Tomasi decidiu, assim, por outro recurso rasteiro – matar um personagem interessante apenas para chocar e criar um drama artificial. Porque não é como se isso fosse ter grandes consequências a longo prazo para o personagem Batman, e Damian tinha muito mais potencial – por todas as circunstâncias que o envolviam – que praticamente todo o resto da “Batfamília” (argh…) nesse ponto das histórias. Réquiem acaba sendo só mais uma chance de reafirmar o óbvio sobre um personagem já vastamente explorado. Mas afinal, quem se importa? Algum “jênio” dentro dos corredores da DC já está pensando uns dez reboots a frente de nós, e nós podemos esperar esse padrão de “pior pedagogo de todos os tempos” do Batman se repetindo bastante ainda.
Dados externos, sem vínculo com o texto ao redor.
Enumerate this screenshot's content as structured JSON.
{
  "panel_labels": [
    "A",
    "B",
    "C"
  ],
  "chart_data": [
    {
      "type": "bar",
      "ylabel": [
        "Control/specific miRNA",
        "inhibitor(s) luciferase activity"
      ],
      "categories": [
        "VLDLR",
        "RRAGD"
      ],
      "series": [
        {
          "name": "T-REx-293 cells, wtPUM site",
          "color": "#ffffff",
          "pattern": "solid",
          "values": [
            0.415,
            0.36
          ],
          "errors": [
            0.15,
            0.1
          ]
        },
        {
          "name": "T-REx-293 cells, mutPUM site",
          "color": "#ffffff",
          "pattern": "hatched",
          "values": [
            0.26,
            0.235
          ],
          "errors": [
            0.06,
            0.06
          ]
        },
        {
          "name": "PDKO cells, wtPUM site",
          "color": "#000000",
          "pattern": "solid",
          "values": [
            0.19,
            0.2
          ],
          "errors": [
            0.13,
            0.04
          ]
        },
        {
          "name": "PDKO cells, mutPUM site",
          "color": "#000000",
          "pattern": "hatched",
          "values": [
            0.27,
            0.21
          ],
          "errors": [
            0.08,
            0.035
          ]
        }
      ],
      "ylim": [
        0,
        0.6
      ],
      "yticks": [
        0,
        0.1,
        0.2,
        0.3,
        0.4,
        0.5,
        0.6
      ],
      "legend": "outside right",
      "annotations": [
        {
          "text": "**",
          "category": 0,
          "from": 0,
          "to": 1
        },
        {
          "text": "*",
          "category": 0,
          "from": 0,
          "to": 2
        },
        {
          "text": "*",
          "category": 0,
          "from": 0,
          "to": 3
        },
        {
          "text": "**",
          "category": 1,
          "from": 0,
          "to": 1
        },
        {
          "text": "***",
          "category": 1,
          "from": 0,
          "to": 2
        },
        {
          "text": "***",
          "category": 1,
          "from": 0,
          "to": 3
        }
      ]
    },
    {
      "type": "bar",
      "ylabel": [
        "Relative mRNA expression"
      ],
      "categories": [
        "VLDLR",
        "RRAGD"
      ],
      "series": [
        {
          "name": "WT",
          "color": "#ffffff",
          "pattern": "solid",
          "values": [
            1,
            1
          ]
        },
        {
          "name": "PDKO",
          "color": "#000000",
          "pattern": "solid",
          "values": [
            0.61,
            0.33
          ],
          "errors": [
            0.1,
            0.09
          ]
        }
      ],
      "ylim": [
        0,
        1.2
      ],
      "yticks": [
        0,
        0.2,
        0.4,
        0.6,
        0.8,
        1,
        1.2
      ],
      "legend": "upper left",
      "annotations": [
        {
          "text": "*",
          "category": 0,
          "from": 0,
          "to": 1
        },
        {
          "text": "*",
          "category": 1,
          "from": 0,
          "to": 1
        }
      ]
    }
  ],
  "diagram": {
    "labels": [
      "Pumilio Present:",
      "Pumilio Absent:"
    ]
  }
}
No final das contas, é mais um – mais um – volume dispensável de Novos 52. Não porque seja malfeito de alguma forma – mas porque é somente mais do mesmo, e, pelo carinho demonstrado pelos leitores a Jason Todd anteriormente, todos já estão bastante fartos disso. E não é como se, de lá para cá, o personagem não tivesse tido arcos interessantíssimos. Teve. No fundo, uma boa equipe criativa deveria saber o caminho das pedras.
Mas, por algum motivo doentio, preferem ficar arremessando criancinhas cosplayers de cabeça nela. Quem trabalha com o Batman, dentro ou fora dos quadrinhos, deve precisar de um bom psicólogo.